HCC imposes an enormous burden of premature mortality and disability. Disability-Adjusted Life Years (DALYs) represent the sum of Years of Life Lost (YLLs) due to premature death and Years Lived with Disability (YLDs) due to disease morbidity. In 2021, HCC generated 12.88 million DALYs (95% UI: 11.67–14.47 million) globally, with an age-standardized DALY rate of 149.28 per 100,000 4. YLLs dominated the DALY burden at 12,761,100 (95% UI: 11,560,500–14,332,200; age-standardized rate 147.81 per 100,000), reflecting HCC's high lethality and predilection for working-age and older adults 4. YLDs — capturing disability among those living with HCC — were 126,500 (95% UI: 89,500–167,800; rate 1.47 per 100,000) and have nearly doubled since 1990 4.

Mortality by age group revealed that the highest absolute number of HCC deaths occurs in the 65–69 age group for both sexes; however, the highest age-specific mortality rates occur in the 90–94 group for men and the 95+ group for women 4. Quality-of-life impacts in adults with HCC are substantial, encompassing pain, fatigue, ascites, hepatic encephalopathy, and treatment-related adverse effects. Patient-reported outcomes (PROs), including physical functioning and global health status, have been identified as independently prognostic in 93% of cancer clinical trials reviewed 18, supporting their incorporation into HCC clinical research and practice.

Data Sources, Key Definitions, and Limitations

Primary data sources include GLOBOCAN 2022 (IARC), the GBD 2021 and GBD 2023 studies (IHME), and supporting registry-based analyses 124512. Interactive visualization is available through the Global Cancer Observatory (GCO; gco.iarc.who.int) and GBD Compare/Cancer Compare tools 31314. GLOBOCAN liver cancer data (C22) include both HCC and ICC, and some HCC-specific estimates are derived through histological subtype modeling; exact proportions vary by registry quality and diagnostic practice.

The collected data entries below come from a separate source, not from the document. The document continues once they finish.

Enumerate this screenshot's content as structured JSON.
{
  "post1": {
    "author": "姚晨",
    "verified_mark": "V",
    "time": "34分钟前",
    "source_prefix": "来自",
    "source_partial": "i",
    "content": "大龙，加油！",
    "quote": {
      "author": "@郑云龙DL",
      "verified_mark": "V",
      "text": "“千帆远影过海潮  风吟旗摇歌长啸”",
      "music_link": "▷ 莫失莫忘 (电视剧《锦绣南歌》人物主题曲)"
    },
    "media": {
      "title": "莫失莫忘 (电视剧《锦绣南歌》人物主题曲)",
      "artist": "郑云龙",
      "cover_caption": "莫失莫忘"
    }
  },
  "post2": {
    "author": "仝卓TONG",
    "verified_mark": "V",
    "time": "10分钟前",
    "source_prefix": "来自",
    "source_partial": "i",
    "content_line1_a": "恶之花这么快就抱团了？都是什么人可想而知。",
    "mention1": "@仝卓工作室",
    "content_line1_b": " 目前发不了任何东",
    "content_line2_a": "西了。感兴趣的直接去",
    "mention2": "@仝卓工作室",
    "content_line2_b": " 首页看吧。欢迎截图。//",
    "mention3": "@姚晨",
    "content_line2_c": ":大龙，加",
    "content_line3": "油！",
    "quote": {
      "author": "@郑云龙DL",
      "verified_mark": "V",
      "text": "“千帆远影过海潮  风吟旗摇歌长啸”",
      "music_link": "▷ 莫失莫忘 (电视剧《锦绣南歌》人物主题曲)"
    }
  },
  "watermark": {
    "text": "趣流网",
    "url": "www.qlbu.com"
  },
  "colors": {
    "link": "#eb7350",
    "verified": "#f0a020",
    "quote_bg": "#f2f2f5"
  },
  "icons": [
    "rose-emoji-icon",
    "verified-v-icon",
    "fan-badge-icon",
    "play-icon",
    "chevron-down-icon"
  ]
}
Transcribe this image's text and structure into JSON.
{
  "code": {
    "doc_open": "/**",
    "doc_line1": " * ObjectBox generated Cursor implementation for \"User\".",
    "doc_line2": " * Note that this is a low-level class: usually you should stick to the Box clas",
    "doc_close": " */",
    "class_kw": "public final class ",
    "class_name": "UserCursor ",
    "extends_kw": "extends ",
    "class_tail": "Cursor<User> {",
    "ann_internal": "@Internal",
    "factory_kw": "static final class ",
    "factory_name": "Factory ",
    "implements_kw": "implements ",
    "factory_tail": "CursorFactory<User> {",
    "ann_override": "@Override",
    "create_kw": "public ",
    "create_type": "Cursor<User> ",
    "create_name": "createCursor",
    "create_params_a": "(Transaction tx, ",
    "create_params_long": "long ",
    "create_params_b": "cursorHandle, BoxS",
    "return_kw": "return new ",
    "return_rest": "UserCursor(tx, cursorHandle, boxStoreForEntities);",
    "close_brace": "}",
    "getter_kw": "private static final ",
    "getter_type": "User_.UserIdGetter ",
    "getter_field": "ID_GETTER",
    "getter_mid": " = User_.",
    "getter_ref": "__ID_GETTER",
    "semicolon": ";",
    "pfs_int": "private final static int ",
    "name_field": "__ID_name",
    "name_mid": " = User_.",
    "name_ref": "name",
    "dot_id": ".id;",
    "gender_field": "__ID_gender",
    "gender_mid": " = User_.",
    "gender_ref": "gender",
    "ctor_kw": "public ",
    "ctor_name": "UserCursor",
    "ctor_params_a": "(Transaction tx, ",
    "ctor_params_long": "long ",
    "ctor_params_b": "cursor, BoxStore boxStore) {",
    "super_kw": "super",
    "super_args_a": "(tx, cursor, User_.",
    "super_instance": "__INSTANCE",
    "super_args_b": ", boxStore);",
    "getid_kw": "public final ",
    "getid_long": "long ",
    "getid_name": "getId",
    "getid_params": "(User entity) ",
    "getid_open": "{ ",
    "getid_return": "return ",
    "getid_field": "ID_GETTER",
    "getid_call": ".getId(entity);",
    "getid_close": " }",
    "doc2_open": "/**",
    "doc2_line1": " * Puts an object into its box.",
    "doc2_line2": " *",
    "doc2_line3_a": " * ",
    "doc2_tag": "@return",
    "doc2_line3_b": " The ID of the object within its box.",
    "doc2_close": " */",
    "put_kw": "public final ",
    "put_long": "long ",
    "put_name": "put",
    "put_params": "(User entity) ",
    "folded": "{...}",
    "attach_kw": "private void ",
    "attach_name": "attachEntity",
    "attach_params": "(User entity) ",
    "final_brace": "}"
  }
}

Key limitations include: (1) variable registry coverage, particularly in Sub-Saharan Africa (AFR) and parts of South-East Asia (SEAR), where underreporting may substantially underestimate true burden; (2) coding heterogeneity between HCC (C22.0) and unspecified liver cancer (C22.9) across national registries; (3) lead-time bias introduced by expanding surveillance programs in high-resource settings, which can artificially inflate incidence without representing true disease increase; (4) limited granularity of WHO-region-specific annual percent change data in the retrieved literature, with trend analyses primarily reported by GBD analytical subregion rather than by the six WHO regions; and (5) projection uncertainty for 2023–2026, as GBD 2023 data extend estimates to 2023 and are accessible via interactive tools but specific numeric DALY/YLL/YLD extracts for the 2023–2026 period were not available in the retrieved materials 12.

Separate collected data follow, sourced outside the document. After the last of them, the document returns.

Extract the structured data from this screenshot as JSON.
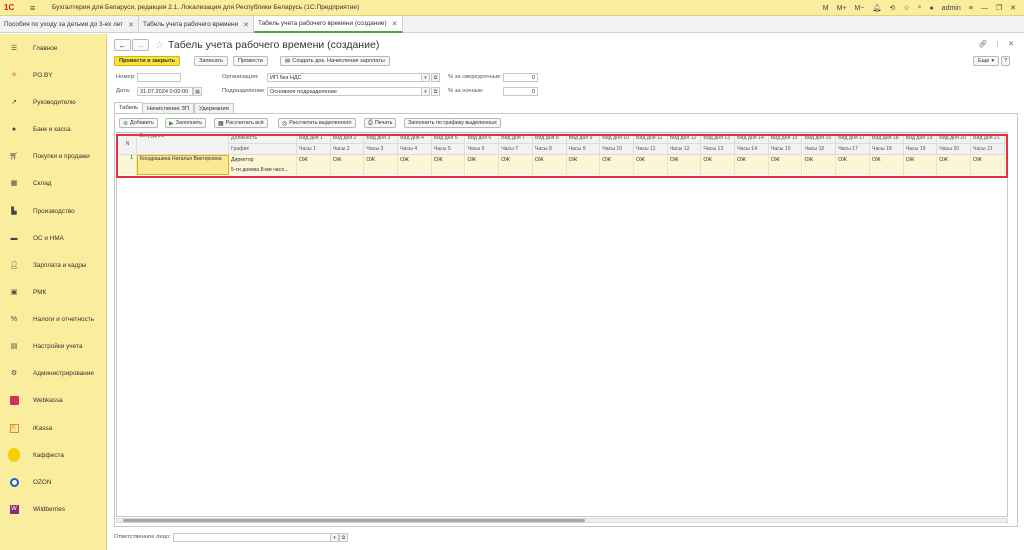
{
  "app": {
    "title": "Бухгалтерия для Беларуси, редакция 2.1. Локализация для Республики Беларусь   (1С:Предприятие)",
    "user": "admin",
    "top_icons": [
      "M",
      "M+",
      "M−",
      "bell-icon",
      "history-icon",
      "star-icon",
      "search-icon",
      "user-icon",
      "settings-icon",
      "minimize-icon",
      "restore-icon",
      "close-icon"
    ]
  },
  "tabs": [
    {
      "label": "Пособия по уходу за детьми до 3-ех лет",
      "active": false
    },
    {
      "label": "Табель учета рабочего времени",
      "active": false
    },
    {
      "label": "Табель учета рабочего времени (создание)",
      "active": true
    }
  ],
  "sidebar": {
    "items": [
      {
        "label": "Главное",
        "icon": "menu-icon"
      },
      {
        "label": "PO.BY",
        "icon": "star-burst-icon"
      },
      {
        "label": "Руководителю",
        "icon": "trend-icon"
      },
      {
        "label": "Банк и касса",
        "icon": "coin-icon"
      },
      {
        "label": "Покупки и продажи",
        "icon": "cart-icon"
      },
      {
        "label": "Склад",
        "icon": "grid-icon"
      },
      {
        "label": "Производство",
        "icon": "factory-icon"
      },
      {
        "label": "ОС и НМА",
        "icon": "car-icon"
      },
      {
        "label": "Зарплата и кадры",
        "icon": "person-icon"
      },
      {
        "label": "РМК",
        "icon": "register-icon"
      },
      {
        "label": "Налоги и отчетность",
        "icon": "percent-icon"
      },
      {
        "label": "Настройки учета",
        "icon": "book-icon"
      },
      {
        "label": "Администрирование",
        "icon": "gear-icon"
      },
      {
        "label": "Webkassa",
        "icon": "webkassa-icon"
      },
      {
        "label": "iKassa",
        "icon": "ikassa-icon"
      },
      {
        "label": "Каффеста",
        "icon": "kaffesta-icon"
      },
      {
        "label": "OZON",
        "icon": "ozon-icon"
      },
      {
        "label": "Wildberries",
        "icon": "wildberries-icon"
      }
    ]
  },
  "form": {
    "title": "Табель учета рабочего времени (создание)",
    "more_label": "Еще",
    "help_label": "?",
    "buttons": {
      "post_close": "Провести и закрыть",
      "save": "Записать",
      "post": "Провести",
      "create_based": "Создать док. Начисление зарплаты"
    },
    "number_label": "Номер:",
    "number_value": "",
    "date_label": "Дата:",
    "date_value": "31.07.2024  0:00:00",
    "org_label": "Организация:",
    "org_value": "ИП без НДС",
    "dept_label": "Подразделение:",
    "dept_value": "Основное подразделение",
    "overtime_label": "% за сверхурочные:",
    "overtime_value": "0",
    "night_label": "% за ночные:",
    "night_value": "0",
    "responsible_label": "Ответственное лицо:",
    "responsible_value": ""
  },
  "form_tabs": [
    "Табель",
    "Начисление ЗП",
    "Удержания"
  ],
  "table_toolbar": {
    "add": "Добавить",
    "fill": "Заполнить",
    "calc_all": "Рассчитать всё",
    "calc_selected": "Рассчитать выделенного",
    "print": "Печать",
    "fill_schedule": "Заполнить по графику выделенных"
  },
  "table": {
    "col_n": "N",
    "col_employee": "Сотрудник",
    "col_position": "Должность",
    "col_schedule": "График",
    "day_type_label": "Вид дня",
    "hours_label": "Часы",
    "days": [
      1,
      2,
      3,
      4,
      5,
      6,
      7,
      8,
      9,
      10,
      11,
      12,
      13,
      14,
      15,
      16,
      17,
      18,
      19,
      20,
      21
    ],
    "rows": [
      {
        "n": "1",
        "employee": "Кондрашина Наталья Викторовна",
        "position": "Директор",
        "schedule": "5-ти дневка 8-ми часо...",
        "day_types": [
          "ОЖ",
          "ОЖ",
          "ОЖ",
          "ОЖ",
          "ОЖ",
          "ОЖ",
          "ОЖ",
          "ОЖ",
          "ОЖ",
          "ОЖ",
          "ОЖ",
          "ОЖ",
          "ОЖ",
          "ОЖ",
          "ОЖ",
          "ОЖ",
          "ОЖ",
          "ОЖ",
          "ОЖ",
          "ОЖ",
          "ОЖ"
        ]
      }
    ]
  },
  "colors": {
    "sidebar_bg": "#fbed9e",
    "primary_button": "#fbe13d",
    "highlight_border": "#e0333f",
    "active_tab_underline": "#5a9b4c"
  }
}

In summary, HCC remains a major global health challenge characterized by rising absolute incidence despite declining age-standardized mortality in Asia, a profound shift from viral to metabolic etiologies in high-income settings, and a disproportionate burden among males and in the Western Pacific and Eastern Mediterranean regions. Continued investment in HBV vaccination, DAA scale-up, metabolic risk reduction, and early surveillance is essential to reverse current trends.